Chaque problème a forcément sa spécificité. On ne peut confondre le Brexit, la volonté d’indépendance de la Catalogne et la crise migratoire. Le premier soulève la question de la définition du « projet européen », la deuxième, celle des identités et des cultures régionales, enfin la troisième, celle du rapport que l’Europe entretient avec sa civilisation. Mais chacun de ces problèmes présente en effet le même symptôme, celui d’un tropisme universaliste qui tend à nier les particularités culturelles. L’Europe fait face – l’Union européenne constituant l’épicentre politique de ces problèmes – à un déni d’histoire depuis la Deuxième Guerre mondiale. Ce que l’on a jeté par la porte revient par la fenêtre! D’où la montée en puissance des problèmes identitaires et des populismes, un mot-valise qui permet de dénoncer le mal nouveau, la meilleure voie pour ne rien régler. L’Europe, et les États qui la constituent, devrait donc sortir d’une approche exclusivement moralisatrice et judiciarisante pour revenir à une définition politique d’elle-même, définition qui appelle les médiations de l’histoire et de la culture. Autrement dit, il n’y a pas d’universel direct, mais un universel de médiations. Voilà, me semble-t-il, la réponse globale aux symptômes d’une tendance lourde.

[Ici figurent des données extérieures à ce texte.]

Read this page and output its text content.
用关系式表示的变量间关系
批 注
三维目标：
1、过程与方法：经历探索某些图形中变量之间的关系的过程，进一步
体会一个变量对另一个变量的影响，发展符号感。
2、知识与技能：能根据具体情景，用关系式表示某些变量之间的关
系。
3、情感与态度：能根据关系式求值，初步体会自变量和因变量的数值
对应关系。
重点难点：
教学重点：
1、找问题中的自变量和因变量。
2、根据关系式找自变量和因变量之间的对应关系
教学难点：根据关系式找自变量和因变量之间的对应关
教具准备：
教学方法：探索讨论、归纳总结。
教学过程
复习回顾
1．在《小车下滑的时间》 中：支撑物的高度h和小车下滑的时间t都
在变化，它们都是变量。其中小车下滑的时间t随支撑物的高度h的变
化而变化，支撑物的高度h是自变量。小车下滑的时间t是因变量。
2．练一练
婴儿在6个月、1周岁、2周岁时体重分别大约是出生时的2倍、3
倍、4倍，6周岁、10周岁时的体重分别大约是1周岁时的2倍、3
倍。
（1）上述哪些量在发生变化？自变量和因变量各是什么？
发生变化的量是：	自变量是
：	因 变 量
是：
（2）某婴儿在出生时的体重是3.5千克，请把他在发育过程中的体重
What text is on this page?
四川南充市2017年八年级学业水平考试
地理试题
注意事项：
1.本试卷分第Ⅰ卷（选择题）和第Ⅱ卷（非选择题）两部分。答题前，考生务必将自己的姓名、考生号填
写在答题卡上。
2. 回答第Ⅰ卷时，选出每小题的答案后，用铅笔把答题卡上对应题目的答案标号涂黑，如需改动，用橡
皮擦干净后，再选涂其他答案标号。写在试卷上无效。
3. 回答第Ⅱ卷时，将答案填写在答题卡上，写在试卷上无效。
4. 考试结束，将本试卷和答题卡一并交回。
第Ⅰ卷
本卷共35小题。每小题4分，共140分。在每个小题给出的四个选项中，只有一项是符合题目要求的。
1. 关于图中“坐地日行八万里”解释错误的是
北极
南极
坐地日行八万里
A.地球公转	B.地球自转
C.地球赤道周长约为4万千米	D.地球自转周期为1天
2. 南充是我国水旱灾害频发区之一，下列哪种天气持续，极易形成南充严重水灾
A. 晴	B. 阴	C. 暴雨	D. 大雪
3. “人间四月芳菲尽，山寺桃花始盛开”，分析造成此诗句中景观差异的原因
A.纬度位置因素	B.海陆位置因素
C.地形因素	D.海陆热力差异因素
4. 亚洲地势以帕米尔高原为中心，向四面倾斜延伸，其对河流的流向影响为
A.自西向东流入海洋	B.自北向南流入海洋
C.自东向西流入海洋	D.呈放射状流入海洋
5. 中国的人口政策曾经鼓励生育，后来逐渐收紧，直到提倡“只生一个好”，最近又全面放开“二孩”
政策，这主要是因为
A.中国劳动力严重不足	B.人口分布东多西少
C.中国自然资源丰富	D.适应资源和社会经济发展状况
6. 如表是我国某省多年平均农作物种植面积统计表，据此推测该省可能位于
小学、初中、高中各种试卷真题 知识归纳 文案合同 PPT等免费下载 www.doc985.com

2) Qu’est-ce qui explique et motive le scepticisme croissant des Européens, et plus particulièrement des Français, par rapport à l’Union européenne? Avons-nous une impression juste lorsque nous sentons que la construction européenne recoupe bien mal la civilisation européenne?

Cette question rejoint la précédente. L’Union européenne n’est pas l’Europe, elle n’en est qu’une partie, même si elle est devenue majoritaire. Votre impression est donc juste sur le fond, bien qu’il faille nuancer selon les pays. L’Angleterre se sait insulaire depuis le XVIe siècle et elle redécouvre son insularité avec le Brexit. Les « pays de l’Est » sont dans une tout autre situation. Tous sortis du communisme, beaucoup n’ont guère connu l’indépendance et ont recherché dans l’Union européenne un parapluie protecteur contre la Russie. Il convient d’ajouter que « l’Europe » ignore complètement ses frontières. Pour beaucoup de ses dirigeants, l’intégration de la Turquie serait concevable. Imaginez un pays de 90 millions d’habitants musulmans faisant partie de l’Union européenne. La Turquie deviendrait la première puissance démographique « européenne », faisant frontière avec la Syrie et l’Irak! Cependant le refroidissement des dirigeants européens par rapport à la Turquie ne repose pas sur ces considérations, mais sur le régime d’Erdogan, contraire aux « valeurs européennes ». Aucune réflexion n’est entreprise sur les frontières et sur ce qui fait l’histoire et la civilisation de ce continent. Le problème politique de l’Europe est celui de son ordre spatiotemporel. Espace et temporalité historique sont liés.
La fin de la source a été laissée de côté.